Senor, because of his experience as the former business manager of the prison, could even give a sense of what life was like at the prison before it closed in 2002.
“When the place was open, the inmates were required to keep up the yards,” Senor said. “The yards were immaculate when they did it. The inmates had pride.”
The yards are now high with weeds. Nothing is immaculate inside the Joliet Correctional Center, although the place still gives an impressive aura from the outside. The limestone structure stands strong when viewed from the front parking lot that two years ago was converted into a tourist stop with historical information posted on placards paid for by the city of Joliet and state of Illinois.
The Joliet City Council just Monday accepted a $15,000 grant from the Chicago Metropolitan Agency for Planning that will be used to strategize a redevelopment plan for both the prison and nearby U.S. Steel plant, which also has been vacant for years. The Chicago-based Urban Land Institute will be part of that effort.
This is not the first time the city has tried to develop a plan for the prison site.
A Chicago-based real estate developer in 2008 offered to help find development prospects for the property. But that venture faded as the economy declined.
Even so, there is a lot of interest in the prison, said Tony Contos, director of the Joliet Area Historical Museum and part of the tour group.
Asked if the museum gets inquiries about the prison, Contos answered, “Always.
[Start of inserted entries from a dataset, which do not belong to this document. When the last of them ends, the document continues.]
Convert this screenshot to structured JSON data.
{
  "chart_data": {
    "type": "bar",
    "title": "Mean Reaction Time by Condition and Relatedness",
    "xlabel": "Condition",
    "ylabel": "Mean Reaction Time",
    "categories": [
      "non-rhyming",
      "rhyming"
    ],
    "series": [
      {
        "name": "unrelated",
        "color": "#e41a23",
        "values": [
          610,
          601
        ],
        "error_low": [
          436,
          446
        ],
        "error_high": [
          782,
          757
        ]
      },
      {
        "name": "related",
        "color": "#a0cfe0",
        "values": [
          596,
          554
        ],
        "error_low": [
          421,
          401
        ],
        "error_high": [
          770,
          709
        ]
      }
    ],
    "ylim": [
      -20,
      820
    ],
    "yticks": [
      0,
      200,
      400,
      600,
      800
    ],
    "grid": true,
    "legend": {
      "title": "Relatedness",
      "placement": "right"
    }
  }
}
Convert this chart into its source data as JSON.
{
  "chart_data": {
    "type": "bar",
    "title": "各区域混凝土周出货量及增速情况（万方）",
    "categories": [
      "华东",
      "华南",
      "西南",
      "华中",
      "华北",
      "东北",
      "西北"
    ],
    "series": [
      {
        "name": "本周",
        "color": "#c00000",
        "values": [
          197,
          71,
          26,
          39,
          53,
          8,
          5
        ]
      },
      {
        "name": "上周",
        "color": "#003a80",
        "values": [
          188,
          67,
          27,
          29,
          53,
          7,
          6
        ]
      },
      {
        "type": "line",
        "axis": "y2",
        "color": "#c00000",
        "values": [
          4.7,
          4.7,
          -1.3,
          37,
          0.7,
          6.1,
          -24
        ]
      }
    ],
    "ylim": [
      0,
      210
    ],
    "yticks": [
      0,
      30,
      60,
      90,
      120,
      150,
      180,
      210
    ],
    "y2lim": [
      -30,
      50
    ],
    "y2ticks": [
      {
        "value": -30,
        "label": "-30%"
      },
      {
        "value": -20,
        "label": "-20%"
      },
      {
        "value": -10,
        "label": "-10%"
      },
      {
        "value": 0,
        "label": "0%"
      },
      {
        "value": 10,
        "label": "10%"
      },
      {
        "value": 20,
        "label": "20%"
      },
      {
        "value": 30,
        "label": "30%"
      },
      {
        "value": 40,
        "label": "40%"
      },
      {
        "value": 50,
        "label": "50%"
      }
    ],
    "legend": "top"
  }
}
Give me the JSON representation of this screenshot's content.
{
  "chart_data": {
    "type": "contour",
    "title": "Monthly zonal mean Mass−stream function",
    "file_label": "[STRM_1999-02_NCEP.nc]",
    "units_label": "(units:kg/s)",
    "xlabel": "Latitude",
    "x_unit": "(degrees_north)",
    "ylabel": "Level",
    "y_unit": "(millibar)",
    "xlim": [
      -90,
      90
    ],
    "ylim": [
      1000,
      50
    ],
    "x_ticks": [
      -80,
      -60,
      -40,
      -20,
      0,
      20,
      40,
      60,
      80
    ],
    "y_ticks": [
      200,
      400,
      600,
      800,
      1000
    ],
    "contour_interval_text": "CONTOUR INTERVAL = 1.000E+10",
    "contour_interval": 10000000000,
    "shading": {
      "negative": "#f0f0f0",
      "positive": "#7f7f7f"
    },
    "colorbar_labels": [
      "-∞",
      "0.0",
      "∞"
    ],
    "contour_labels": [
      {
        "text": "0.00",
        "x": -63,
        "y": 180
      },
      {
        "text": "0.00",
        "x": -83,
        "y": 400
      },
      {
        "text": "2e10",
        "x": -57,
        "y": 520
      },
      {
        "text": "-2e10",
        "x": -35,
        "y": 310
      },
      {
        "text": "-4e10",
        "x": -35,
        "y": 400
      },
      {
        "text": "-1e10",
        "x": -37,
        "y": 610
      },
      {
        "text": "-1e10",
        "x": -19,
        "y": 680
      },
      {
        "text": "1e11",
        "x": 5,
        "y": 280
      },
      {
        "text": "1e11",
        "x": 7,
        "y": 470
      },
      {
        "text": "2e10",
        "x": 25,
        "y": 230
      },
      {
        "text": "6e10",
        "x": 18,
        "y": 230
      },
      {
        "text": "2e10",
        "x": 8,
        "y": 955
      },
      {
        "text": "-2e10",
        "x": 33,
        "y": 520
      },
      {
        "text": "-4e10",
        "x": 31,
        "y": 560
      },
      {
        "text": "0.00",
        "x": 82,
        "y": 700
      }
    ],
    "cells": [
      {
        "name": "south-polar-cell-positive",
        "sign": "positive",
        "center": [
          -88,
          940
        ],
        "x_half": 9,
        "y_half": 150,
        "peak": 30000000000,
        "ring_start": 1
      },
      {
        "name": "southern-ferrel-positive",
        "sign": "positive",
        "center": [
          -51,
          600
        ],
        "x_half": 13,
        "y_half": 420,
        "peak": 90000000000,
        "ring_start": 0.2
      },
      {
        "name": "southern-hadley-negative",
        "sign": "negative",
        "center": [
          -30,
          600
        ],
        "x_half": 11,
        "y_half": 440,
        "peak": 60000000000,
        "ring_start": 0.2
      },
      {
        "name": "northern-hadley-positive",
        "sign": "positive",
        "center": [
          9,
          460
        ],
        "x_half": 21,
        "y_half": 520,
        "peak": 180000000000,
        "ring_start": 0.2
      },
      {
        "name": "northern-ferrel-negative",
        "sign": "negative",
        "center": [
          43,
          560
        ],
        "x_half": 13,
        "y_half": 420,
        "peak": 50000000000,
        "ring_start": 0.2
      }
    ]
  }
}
All of the visitors, whether they’re from this country or around the world, ask if there’s a chance that the prison will open.”
Contos said just a 20-minute tour through a small part of the prison would draw people.
But even that is difficult to do right now, state officials said, because of the potential liability of opening the property to visitors.
Still, Wilhelmi said, that’s the sort of thing he has in mind for the future of the Joliet prison.
“We have to be creative in our planning,” he said. “Every year that goes by the property is in worse condition. The point is we have to take action now to get the property in the right condition.”
State funding is a problem, he acknowledged. Wilhelmi and others say they’d look for nongovernment partners in trying to invest money back into the prison.
Do nothing, Mayor Thomas Giarrante noted, and a big piece of Joliet history could go away.
“If nothing is done, it’s going to deteriorate and eventually it will have to be torn down,” Giarrante said. “Hopefully, we’ll get the right people to develop this place.”